DISCLAIMER: This post is written as a live blog from Mozcon. There may be typos and grammar to make my high school English teachers weep. Please excuse those … it’s a fast-paced conference with back-to-back sessions and no time for proofing or even proper writing.
On stage now is Rob Bucci of STAT Search Analytics to discuss a subject we should all care about – how to get featured snippets.
He begins with opportunities:
- Getting a featured snippit increases conversions. They trust that Google has chosen you.

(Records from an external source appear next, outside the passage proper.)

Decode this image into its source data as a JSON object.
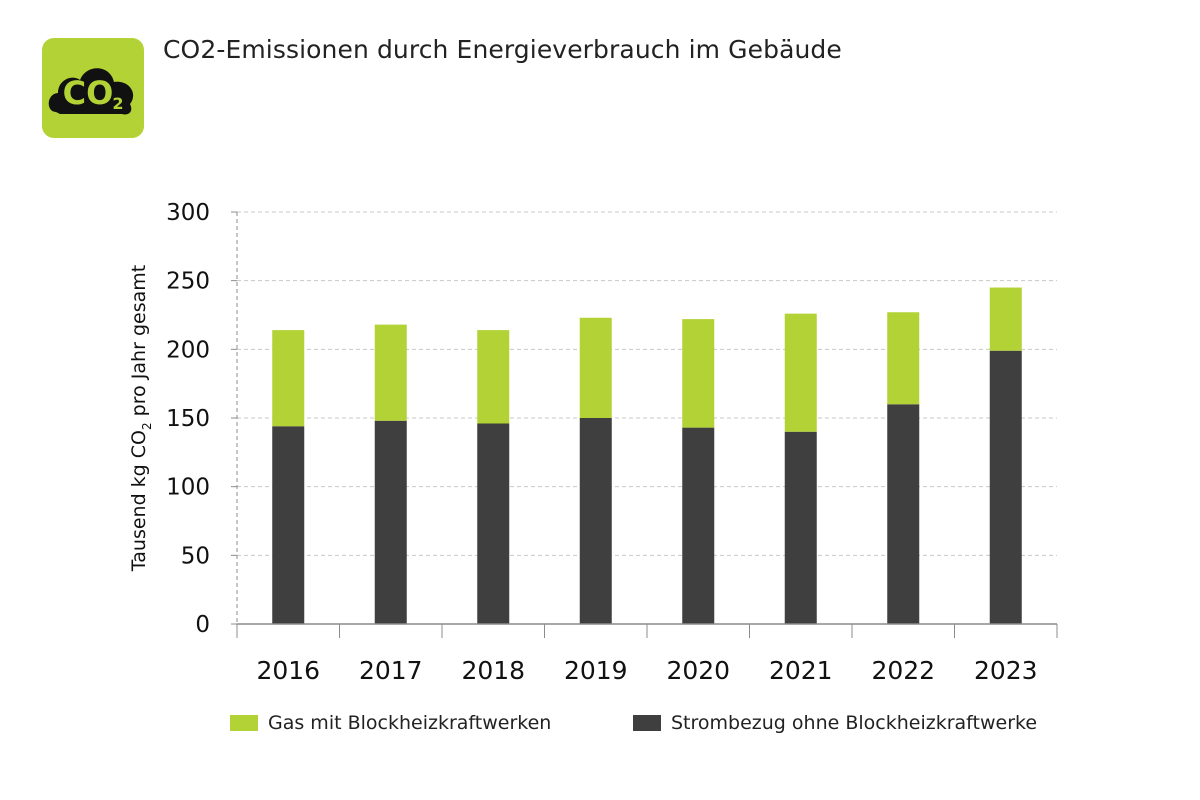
{
  "title": "CO2-Emissionen durch Energieverbrauch im Gebäude",
  "logo": {
    "text": "CO",
    "subscript": "2"
  },
  "colors": {
    "green": "#b2d235",
    "dark": "#3f3f3f",
    "grid": "#c8c8c8",
    "axis": "#8c8c8c"
  },
  "chart_data": {
    "type": "bar",
    "stacked": true,
    "categories": [
      "2016",
      "2017",
      "2018",
      "2019",
      "2020",
      "2021",
      "2022",
      "2023"
    ],
    "series": [
      {
        "name": "Strombezug ohne Blockheizkraftwerke",
        "color": "#3f3f3f",
        "values": [
          144,
          148,
          146,
          150,
          143,
          140,
          160,
          199
        ]
      },
      {
        "name": "Gas mit Blockheizkraftwerken",
        "color": "#b2d235",
        "values": [
          70,
          70,
          68,
          73,
          79,
          86,
          67,
          46
        ]
      }
    ],
    "ylabel": {
      "main": "Tausend kg CO",
      "sub": "2",
      "rest": " pro Jahr gesamt"
    },
    "ylim": [
      0,
      300
    ],
    "yticks": [
      0,
      50,
      100,
      150,
      200,
      250,
      300
    ],
    "grid": true,
    "legend_position": "bottom"
  },
  "legend": [
    {
      "label": "Gas mit Blockheizkraftwerken",
      "color": "#b2d235"
    },
    {
      "label": "Strombezug ohne Blockheizkraftwerke",
      "color": "#3f3f3f"
    }
  ]
}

To set the lay of the land, after crawling 1,000,000 keywords there was a jump from 9% to 15% of all queries had a featured snippet. Conversions from them almost doubled as well.
Snippet types:
- Paragraph snippets are the dominant snippet but declined to 63% from January to July
- Lists appear 19%
- Tables appear 16%
The format of the content determines the featured snippet. Images appear on all types but not all snippets.
Wikipedia owns 15% of all snippets with images.
Universal Results:
Places – 13%
Video – 11%
Images – 13%
News – 3%
Shopping – 1%
You never see Places and featured snippets at the same time. This is likely due to intent (snippets are for info, places are for intent). Local SEOs don’t get a lot of snippets.
People Also Asked boxed give an opportunity to users to tweak their query. You can thus use this to inspire content and map out query space.
Keywords Matter
Snippets only show when Google believes you are searching as a query term.
The frequency of snippets also differs by sector. In health, finances, health and DIY have an over 50% chance of including a snippet.
In January there was and under 1% snippet for subjective queries (things like “best” and “review”) which is now at 18%. Snippets are expanding.
Snippets are in flux
Google has gotten pretty good at determining the best format BUT they will pick the best available choice meaning that there is a lot of opportunity for those producing great answers. This is ideal in sectors like finance.
Tip – look for weak snippets and produce great content in the format Google wants.
What about other snippet types?
“How” queries are not consistent in that each query has a different intent.
Tip – Research the features snippets in each query space and format your content to match.
Tip – If you see a snippet in the US but not in your country (if you’re from outside the US) this is an opportunity. Design content around the snippet type that’s winning or that makes sense and be there when they’re looking for you.
He asserts that featured snippets aren’t going anywhere.
He reminds us that we need tools to track this.